ドルビープロロジックとCinema Studio EXとは何か?

ソニーのホームシアターシステムHT-K31を使っている。発売日は2003年なのだそうだ。

現在ソニーが売っているホームシアターシステムはスピーカーを前にだけおいてサラウンドを実現しているのだが、当時のものは合計6つのスピーカーを有線で配置する必要があった。配線が多くなりあまりスタイリッシュではない。スピーカーそのものは家具の下などに隠しておくことはできる。

このシステムは特殊なプラグを使っている。コードにプラグをつけてEithernetのように抜き差しできるようなっているのだが、長い間使っていると接続不良を起こす。

ピンセットのような金属で挟み込むようになっているのだが、長い間使っているとこれが開いてしまうのだ。最初は修復の仕方がわからなかった。

透明なプラスチックのケーブルを外して金属を手で曲げるという荒技を使わなければ修正ができない。

現在ではこの形式のプラグはほとんど売られておらず、フジパーツというところがかろうじて代替え品を出している。

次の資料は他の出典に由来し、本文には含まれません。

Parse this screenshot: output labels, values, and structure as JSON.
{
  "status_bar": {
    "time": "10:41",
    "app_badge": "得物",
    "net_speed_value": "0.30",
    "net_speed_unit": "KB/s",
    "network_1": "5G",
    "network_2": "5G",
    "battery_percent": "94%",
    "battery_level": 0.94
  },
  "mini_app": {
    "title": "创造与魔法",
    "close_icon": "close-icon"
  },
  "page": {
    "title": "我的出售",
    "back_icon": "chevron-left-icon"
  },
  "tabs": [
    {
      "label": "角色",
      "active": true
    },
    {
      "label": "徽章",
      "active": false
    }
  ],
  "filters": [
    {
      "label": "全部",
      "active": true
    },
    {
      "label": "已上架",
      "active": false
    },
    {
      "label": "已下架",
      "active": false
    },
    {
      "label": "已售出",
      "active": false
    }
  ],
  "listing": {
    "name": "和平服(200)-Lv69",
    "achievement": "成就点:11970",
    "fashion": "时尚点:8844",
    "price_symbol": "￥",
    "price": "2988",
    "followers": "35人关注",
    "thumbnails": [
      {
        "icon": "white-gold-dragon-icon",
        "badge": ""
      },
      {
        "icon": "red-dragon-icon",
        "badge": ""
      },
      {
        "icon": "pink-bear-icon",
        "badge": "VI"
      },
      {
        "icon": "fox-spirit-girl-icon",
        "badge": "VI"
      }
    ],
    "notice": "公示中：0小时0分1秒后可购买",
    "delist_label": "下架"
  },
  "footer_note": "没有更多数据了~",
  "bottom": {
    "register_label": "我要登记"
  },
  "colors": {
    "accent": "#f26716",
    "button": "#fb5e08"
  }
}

信じられないことだが、これが2000円以上もするのだ。恐ろしいことにこれが壊れるとシステム自体が使えなくなるので、プラグをこじ開けて修正しなければならなかった。

 

さて、このホームシアターシステムには幾つかの系統の音響効果が内蔵されている。最初の一群は2チャンネルの信号から人工的に5.1チャンネルを作り出す。ドルビープロロジックと呼ばれている。バージョンが2つあり、1つめは4チャンネルを作り出し、もう1つは5.1チャンネルを作るということだ。後者は映画と音楽でそれぞれ1つづつのモードがある。これを使うためにはきちんと部屋中にスピーカーを設置しなければならない。場所がないからといってスピーカーを中途半端な場所においたり、スピーカーを省略したりすると全く意味のわからないことになってしまう。

ドルビープロロジックは一見するとあまりよく効果がわからない。テレビなどは会話に依存していることが多いのだが、人の声は真ん中のスピーカーから流れることが多いからだ。だが、しばらく聞いていると「あれ?」と思うようなディテールが聞こえることがある。詳細がわかるうえに、音楽などは周囲のスピーカーから広がりを持って聞こえてくるからである。

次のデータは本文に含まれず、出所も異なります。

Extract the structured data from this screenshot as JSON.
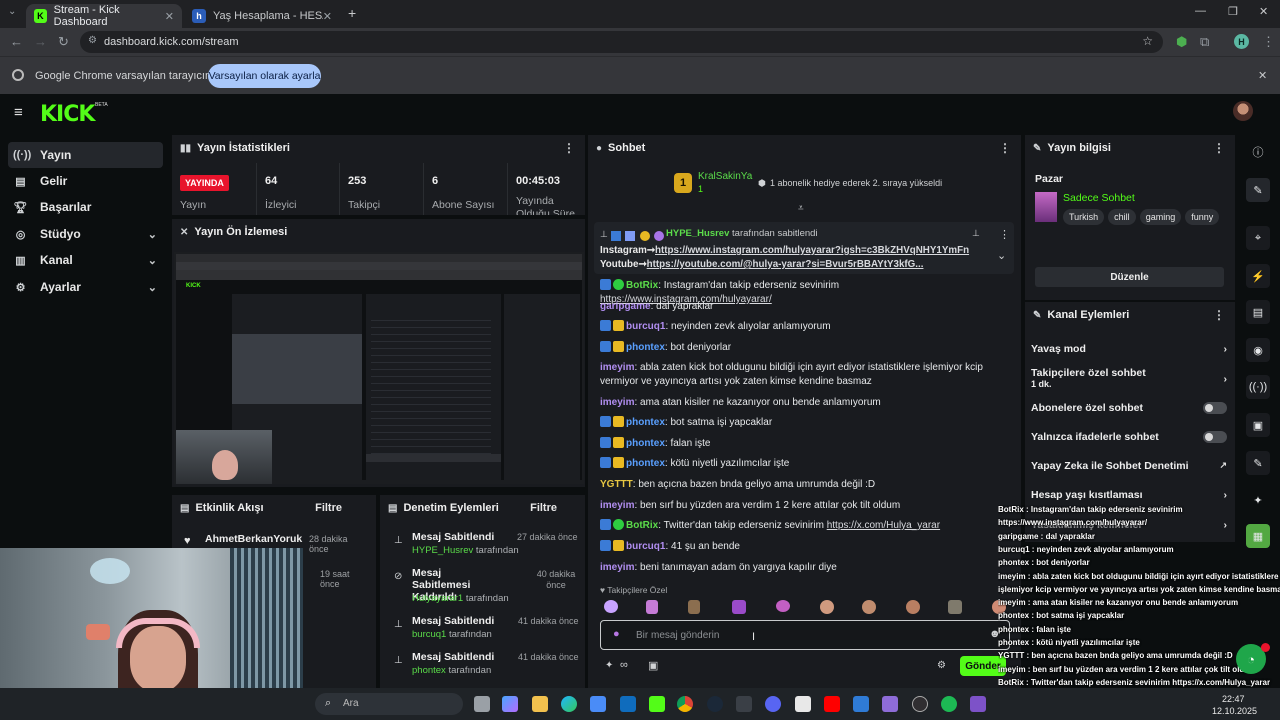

次の一群は5.1チャンネルの信号をシミュレートする方法でこれをCinema Studio EXと呼んでいる。古いものなのだが、一応ソニーのウェブサイトに説明があった。昔懐かしいフレームを使っているので、その後更新されていないのだろう。ドルビーシステムで専用にデコードされたDVDと光ケーブルなどで接続されたプレイヤーが必要である。あとは地上波放送のテレビも光ケーブルで繋げば臨場感のある音が楽しめるはずなのだが、手持ちのBRAVIAがソニータイマーの影響で壊れてしまいテストができない。いずれにせよ5.1チャンネルから仮想的に複数スピーカーの残響を作る。

最後は単にホールの残響を再現するモードだ。リバーブがかかって「お風呂の中で聞いている」ような残響が得られる。

試しにDVDプレイヤーをつないで使ってみた。オートに合わせるとしっかり認識してくれるようで適当なセッティングを選んでくれる。セリフはセンターのプレイヤーから出てくるし、音楽や効果音は広がりが出る。